There are just shy of a million ways to quantify just how incredible Verlander’s season was, so just let me highlight a few of those most noticeable.
Verlander’s 24 wins marked the second time he had led his league in victories (he led the league in starts both seasons), and were the most by a major league pitcher since Randy Johnson posted an identical 24-5 mark with the Diamondbacks in 2002. They were also the most in the AL since Bob Welch won a staggering 27 games for the A’s in 1990. Verlander’s 29 decisions accounted for 85.3 percent of his starts, well above the major league mark of 70.9 percent.
The decision percentage is certainly a huge testament to the quality with which Verlander pitches, but more so serves notice to his durability. The 2011 season marked the fifth-straight season Verlander had tossed 200-plus innings, and the sixth-straight in which he’d made 30 or more starts. In fact, the Goochland, Va. native has worked six or more innings in his last 42 starts, dating back to a 6-2 loss at the hands of the New York Yankees that saw Verlander work only five frames on Aug. 17, 2010. This ties Verlander with the remarkable Roy Halladay for 10th longest such streak.
In a similar vein, and with a hat tip to Aaron Gleeman of NBC Sports’ Hardball Talk (who in turn tipped his hat to me), Verlander holds the longest streak of all time when it comes to games with 100-plus pitches. That streak is currently active at 52 games, which absolutely obliterates the nearest competition from the Big Unit, whom held separate streaks at 37 and 38.
So we get it, Verlander is remarkably durable. Now lets have a look at what comes along for the ride on this workhorse.
There’s a number of reasons why Verlander was so difficult to hit in 2011. For one, Verlander has three above-average offerings which he can use to work off his fastball, which registered an average of at least 95-miles-per-hour for the third-straight season, and fifth of Verlander’s seven big league campaigns. For as good as his fastball is, the lanky Old Dominion grad didn’t rely on it too heavily, only tossing it 57 percent of the time in 2011, a career low. Verlander supplemented with his changeup and curveball, tossing them a combined 34.6 percent of the time while mixing in a slide piece every now and then as well.
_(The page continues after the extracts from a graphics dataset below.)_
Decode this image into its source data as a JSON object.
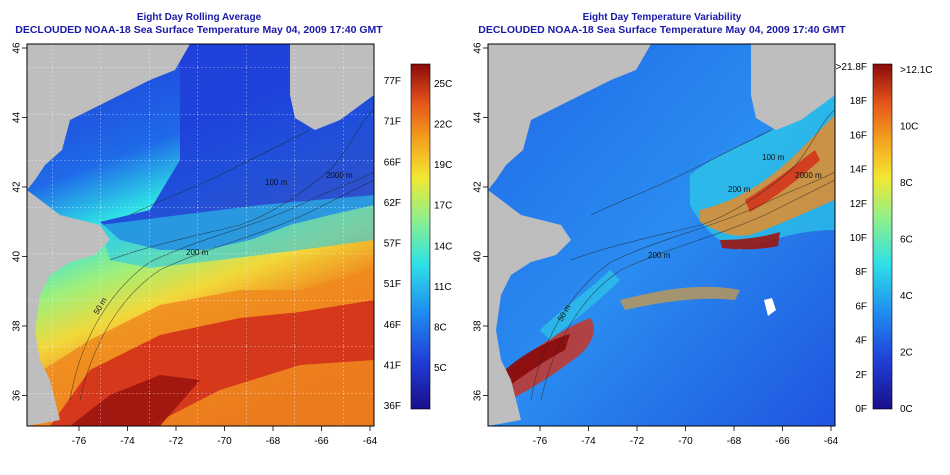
{
  "panels": [
    {
      "id": "average",
      "title": "Eight Day Rolling Average",
      "subtitle": "DECLOUDED NOAA-18 Sea Surface Temperature May 04, 2009 17:40 GMT",
      "colorbar_left_labels": [
        "77F",
        "71F",
        "66F",
        "62F",
        "57F",
        "51F",
        "46F",
        "41F",
        "36F"
      ],
      "colorbar_right_labels": [
        "25C",
        "22C",
        "19C",
        "17C",
        "14C",
        "11C",
        "8C",
        "5C"
      ],
      "contour_labels": [
        "2000 m",
        "200 m",
        "50 m",
        "100 m"
      ]
    },
    {
      "id": "variability",
      "title": "Eight Day Temperature Variability",
      "subtitle": "DECLOUDED NOAA-18 Sea Surface Temperature May 04, 2009 17:40 GMT",
      "colorbar_left_labels": [
        ">21.8F",
        "18F",
        "16F",
        "14F",
        "12F",
        "10F",
        "8F",
        "6F",
        "4F",
        "2F",
        "0F"
      ],
      "colorbar_right_labels": [
        ">12.1C",
        "10C",
        "8C",
        "6C",
        "4C",
        "2C",
        "0C"
      ],
      "contour_labels": [
        "100 m",
        "2000 m",
        "200 m",
        "200 m",
        "50 m"
      ]
    }
  ],
  "axes": {
    "longitude_ticks": [
      "-76",
      "-74",
      "-72",
      "-70",
      "-68",
      "-66",
      "-64"
    ],
    "latitude_ticks": [
      "46",
      "44",
      "42",
      "40",
      "38",
      "36"
    ]
  },
  "colors": {
    "title": "#1a1aa8",
    "land": "#bebebe",
    "sst_scale": [
      "#1a0f8a",
      "#1f3fd8",
      "#1f8cf0",
      "#2ee0e6",
      "#8ef08c",
      "#f2e832",
      "#f5a21e",
      "#e4521a",
      "#8a0a0a"
    ]
  }
}
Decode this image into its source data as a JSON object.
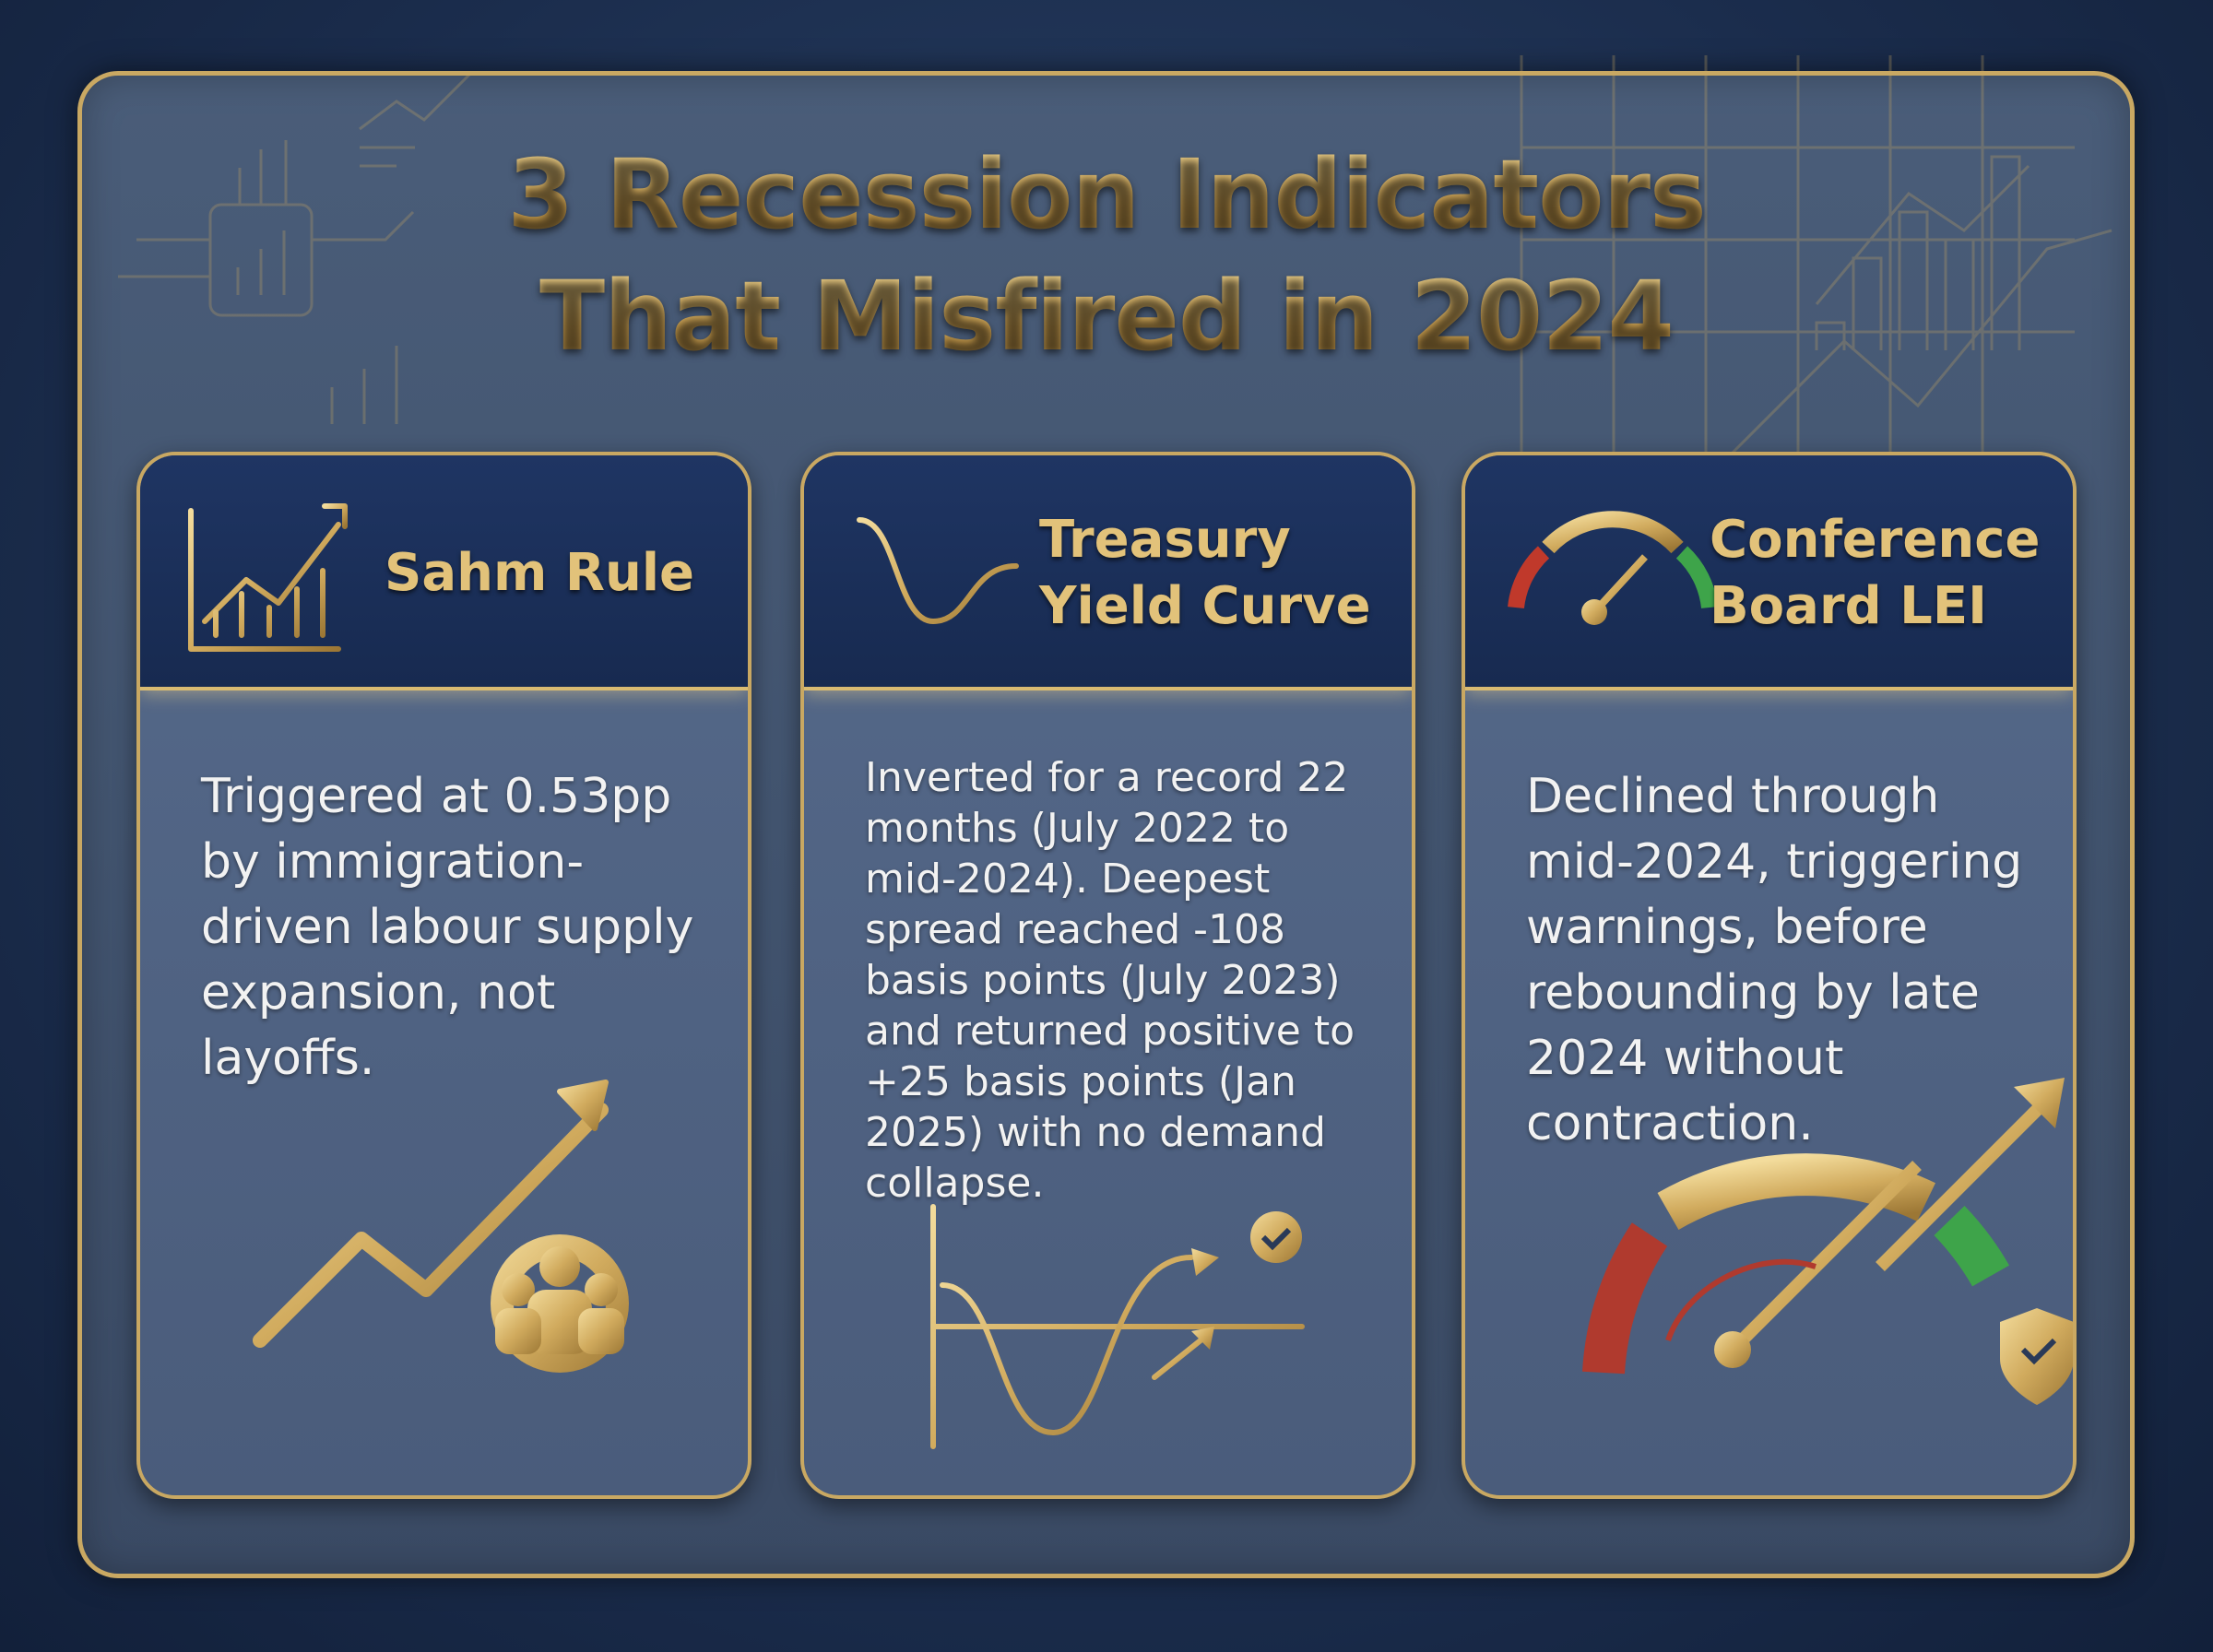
{
  "title": [
    "3 Recession Indicators",
    "That Misfired in 2024"
  ],
  "cards": [
    {
      "heading": "Sahm Rule",
      "body": "Triggered at 0.53pp by immigration-driven labour supply expansion, not layoffs."
    },
    {
      "heading": "Treasury Yield Curve",
      "body": "Inverted for a record 22 months (July 2022 to mid-2024). Deepest spread reached -108 basis points (July 2023) and returned positive to +25 basis points (Jan 2025) with no demand collapse."
    },
    {
      "heading": "Conference Board LEI",
      "body": "Declined through mid-2024, triggering warnings, before rebounding by late 2024 without contraction."
    }
  ]
}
In that sense, a tip of the hat not only goes to Verlander, but also to Alex Avila and any other battery mate Justin had for mixing up the arsenal a bit. After all, a high-90s fastball has to be much harder to hit when it’s not seen as often.
Also, Verlander held left-handed hitters to a stunning .174/.233/.271 line this season, which was good, or perhaps more accurately bad for a .504 OPS. Again, we’re talking about opposite-handed hitters flailing away at Drew Butera-like stat lines. For some context, left-handed hitters combined to hit righties at a .262/.331/.412 clip. In other words, the average left-handed hitter in the major leagues versus right handed pitchers was Johnny Damon, and Verlander made them collectively look like corncobs, you guys. Right-handed hitters had better, but still well below league-average luck against Verlander as well, as they combined for a .215/.253/.364 triple-slash, which was still nearly 100 points below the league average .695 mark. All told, Verlander allowed a .555 OPS to opposing hitters, while the league average mark stood at .720, a stunning 165 point difference.
The BBWAA also passed along the following tidbits:
Verlander is the ninth unanimous winner in AL history, and fourth Detroit Tiger.
Verlander is the first AL winner who had also won AL Rookie of the Year honors.
Obviously, Verlander was in a league all to himself this season.